This selection on my all-time favorite film list shouldn’t come as any surprise if you’ve been following the blog recently. I recently posted two clips from this film due to director Tony Scott’s recent demise. While the clip on the rooftop between Christian Slater’s and Patricia Arquette’s characters is my favorite scene from the film, this one also ranks high on the list.
Since my entry about this film on my previous blog is gone, I’ll briefly summarize why this film has so much meaning for me (and you can skip this part, if you’ve read this already on my earlier blog). I saw this movie during the fall of 1993, which at that point in my life, I was very similar to Christian Slater’s character Clarence: no girlfriend, dead end jobs, and the only beacon of light was maybe the chance I’d get accepted into a grad school program somewhere. Anyway, not only was this movie enormously entertaining, it gave me a beacon of hope, in an odd way. Granted, my personal beacon didn’t involve a suitcase full of illegal drugs, a prostitute girlfriend, and 10 million bullets, but it did put a big smile on my face back in the day … and still does.

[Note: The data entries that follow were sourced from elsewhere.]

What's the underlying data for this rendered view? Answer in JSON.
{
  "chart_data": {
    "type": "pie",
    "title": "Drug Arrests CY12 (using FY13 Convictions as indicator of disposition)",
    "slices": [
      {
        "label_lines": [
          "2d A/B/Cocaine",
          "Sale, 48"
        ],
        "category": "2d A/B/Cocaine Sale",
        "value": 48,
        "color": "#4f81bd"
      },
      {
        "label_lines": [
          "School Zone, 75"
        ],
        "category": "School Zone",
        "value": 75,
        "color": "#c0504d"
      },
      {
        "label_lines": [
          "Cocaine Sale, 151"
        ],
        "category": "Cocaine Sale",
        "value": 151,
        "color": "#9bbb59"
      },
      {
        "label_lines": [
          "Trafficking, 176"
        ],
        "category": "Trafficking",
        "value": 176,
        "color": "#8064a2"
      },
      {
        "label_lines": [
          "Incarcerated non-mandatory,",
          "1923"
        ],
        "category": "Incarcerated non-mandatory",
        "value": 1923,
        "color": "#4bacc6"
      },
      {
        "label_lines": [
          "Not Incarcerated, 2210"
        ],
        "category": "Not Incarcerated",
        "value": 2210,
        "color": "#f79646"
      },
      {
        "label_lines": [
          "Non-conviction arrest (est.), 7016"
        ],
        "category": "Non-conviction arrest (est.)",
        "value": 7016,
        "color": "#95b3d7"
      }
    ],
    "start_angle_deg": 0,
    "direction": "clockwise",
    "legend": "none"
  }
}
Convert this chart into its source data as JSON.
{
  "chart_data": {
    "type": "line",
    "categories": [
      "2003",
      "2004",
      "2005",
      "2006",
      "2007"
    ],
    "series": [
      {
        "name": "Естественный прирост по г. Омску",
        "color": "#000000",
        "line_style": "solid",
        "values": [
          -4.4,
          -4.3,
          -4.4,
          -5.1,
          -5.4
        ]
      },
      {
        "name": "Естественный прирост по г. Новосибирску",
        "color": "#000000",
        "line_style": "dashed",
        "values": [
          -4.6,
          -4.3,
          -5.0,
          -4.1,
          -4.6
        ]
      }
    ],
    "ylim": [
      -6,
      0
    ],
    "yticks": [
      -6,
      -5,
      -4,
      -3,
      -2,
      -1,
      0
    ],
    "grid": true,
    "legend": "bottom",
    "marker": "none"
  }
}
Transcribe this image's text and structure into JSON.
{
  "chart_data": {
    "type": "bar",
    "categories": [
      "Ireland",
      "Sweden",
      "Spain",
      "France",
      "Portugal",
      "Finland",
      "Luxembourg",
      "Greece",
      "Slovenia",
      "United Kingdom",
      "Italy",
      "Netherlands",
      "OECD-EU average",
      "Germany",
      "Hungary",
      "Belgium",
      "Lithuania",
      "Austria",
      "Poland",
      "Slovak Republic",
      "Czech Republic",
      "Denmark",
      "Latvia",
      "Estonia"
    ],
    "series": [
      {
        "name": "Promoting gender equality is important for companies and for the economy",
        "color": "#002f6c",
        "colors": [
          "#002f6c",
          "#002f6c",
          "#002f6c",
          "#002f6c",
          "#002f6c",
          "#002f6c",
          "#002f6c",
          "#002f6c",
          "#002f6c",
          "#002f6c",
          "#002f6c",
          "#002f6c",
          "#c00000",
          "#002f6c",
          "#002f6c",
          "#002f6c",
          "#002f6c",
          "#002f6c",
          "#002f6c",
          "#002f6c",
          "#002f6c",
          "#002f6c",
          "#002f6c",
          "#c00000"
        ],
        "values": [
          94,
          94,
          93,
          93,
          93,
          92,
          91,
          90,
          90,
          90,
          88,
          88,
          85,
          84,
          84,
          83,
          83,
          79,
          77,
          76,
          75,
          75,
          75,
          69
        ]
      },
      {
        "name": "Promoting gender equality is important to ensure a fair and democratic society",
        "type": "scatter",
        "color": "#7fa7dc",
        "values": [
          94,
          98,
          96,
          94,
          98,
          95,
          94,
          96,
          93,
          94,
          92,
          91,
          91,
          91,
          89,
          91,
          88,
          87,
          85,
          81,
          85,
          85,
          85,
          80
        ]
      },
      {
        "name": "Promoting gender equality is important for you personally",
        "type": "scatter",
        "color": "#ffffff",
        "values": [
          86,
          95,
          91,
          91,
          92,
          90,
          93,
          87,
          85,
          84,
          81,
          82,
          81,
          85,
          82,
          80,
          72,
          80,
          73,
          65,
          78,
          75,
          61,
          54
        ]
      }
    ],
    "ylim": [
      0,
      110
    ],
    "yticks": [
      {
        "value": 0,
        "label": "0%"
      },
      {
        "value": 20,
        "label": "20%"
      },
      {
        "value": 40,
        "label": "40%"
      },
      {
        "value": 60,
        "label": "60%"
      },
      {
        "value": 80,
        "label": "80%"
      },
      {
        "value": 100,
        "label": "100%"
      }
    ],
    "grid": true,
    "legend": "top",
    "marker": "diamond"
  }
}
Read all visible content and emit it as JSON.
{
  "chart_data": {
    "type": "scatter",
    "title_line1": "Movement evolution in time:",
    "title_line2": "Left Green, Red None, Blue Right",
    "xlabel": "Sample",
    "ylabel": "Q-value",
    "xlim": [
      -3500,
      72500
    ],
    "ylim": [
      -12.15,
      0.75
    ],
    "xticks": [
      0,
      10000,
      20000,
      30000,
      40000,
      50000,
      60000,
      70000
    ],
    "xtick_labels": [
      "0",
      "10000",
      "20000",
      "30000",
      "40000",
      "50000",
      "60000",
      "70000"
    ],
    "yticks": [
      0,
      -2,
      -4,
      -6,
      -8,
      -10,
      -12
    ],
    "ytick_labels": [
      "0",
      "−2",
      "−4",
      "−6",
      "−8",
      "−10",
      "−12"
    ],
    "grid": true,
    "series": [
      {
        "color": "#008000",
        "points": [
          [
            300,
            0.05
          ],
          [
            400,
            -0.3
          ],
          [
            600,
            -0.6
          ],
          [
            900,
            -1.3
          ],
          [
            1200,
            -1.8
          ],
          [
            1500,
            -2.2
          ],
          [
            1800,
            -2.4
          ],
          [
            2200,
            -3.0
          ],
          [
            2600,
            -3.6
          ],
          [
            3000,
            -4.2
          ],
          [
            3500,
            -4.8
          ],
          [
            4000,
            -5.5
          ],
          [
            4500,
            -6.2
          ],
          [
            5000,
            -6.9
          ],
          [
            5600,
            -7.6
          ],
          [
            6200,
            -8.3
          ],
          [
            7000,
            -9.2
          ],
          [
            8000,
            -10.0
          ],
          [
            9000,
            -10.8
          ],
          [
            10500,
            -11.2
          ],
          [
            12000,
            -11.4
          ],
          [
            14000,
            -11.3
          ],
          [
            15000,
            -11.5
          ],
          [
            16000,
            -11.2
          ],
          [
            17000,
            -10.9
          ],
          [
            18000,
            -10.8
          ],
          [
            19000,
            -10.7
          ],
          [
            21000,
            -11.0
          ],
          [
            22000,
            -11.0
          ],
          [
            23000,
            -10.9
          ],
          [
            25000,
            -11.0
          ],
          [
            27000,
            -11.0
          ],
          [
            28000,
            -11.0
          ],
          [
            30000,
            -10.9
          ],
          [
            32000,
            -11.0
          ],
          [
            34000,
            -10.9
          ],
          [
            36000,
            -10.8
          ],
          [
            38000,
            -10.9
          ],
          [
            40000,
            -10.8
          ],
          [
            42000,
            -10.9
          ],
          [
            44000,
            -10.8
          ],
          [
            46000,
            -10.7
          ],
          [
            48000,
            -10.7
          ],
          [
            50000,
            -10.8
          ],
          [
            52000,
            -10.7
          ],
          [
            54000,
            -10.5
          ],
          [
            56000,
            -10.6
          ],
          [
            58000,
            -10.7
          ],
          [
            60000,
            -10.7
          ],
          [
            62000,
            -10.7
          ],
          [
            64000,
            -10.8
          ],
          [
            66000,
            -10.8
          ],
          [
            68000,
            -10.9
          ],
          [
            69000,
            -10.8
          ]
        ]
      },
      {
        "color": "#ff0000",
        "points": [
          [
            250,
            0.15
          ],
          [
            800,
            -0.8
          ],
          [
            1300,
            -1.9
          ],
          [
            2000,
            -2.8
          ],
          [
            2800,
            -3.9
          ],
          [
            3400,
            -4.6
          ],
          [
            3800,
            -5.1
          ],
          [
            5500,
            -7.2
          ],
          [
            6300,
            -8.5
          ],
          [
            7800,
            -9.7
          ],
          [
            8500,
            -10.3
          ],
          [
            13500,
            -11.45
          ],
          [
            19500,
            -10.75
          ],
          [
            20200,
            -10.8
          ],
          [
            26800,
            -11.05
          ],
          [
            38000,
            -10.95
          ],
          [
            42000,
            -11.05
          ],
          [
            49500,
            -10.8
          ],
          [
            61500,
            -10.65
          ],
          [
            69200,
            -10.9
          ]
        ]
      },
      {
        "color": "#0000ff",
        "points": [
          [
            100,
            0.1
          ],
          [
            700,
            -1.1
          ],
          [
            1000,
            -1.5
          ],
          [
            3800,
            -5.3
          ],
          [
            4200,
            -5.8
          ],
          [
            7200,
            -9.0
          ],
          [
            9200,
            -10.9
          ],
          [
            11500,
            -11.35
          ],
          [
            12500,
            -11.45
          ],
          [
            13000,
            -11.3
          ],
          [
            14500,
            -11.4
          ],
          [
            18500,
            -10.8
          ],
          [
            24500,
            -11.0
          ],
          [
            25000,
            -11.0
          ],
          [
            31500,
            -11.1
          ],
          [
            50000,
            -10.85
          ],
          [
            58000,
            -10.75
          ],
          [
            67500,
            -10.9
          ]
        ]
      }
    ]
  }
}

This is my favorite Quentin Tarantino film, even though he was only the screenwriter. Tarantino has admitted that Clarence is autobiographical to a certain degree, because he was a lot like him when he was in his 20s. It’s a very special script and Tony Scott so respected it that he allowed Tarantino to be an integral part of the process of making the film (something unheard of in Hollywood). Their most passionate argument during the making of “True Romance” involved the ending. In Tarantino’s original, Clarence dies. However, Scott made an impassioned case to Tarantino to let Clarence live, not for commercial reasons, but because he said he loved Clarence and Alabama (Arguette’s character) so much, he wanted them to have a happy ending. Scott’s respect for Tarantino was such that he shot two endings, one where Clarence dies and the one where he lives. And Tarantino admitted that Scott’s ending was the better ending for the film that Scott made. A true gentleman’s agreement if there ever was one.
Yes, this is Tarantino so the attached scene is not safe for work or little ones.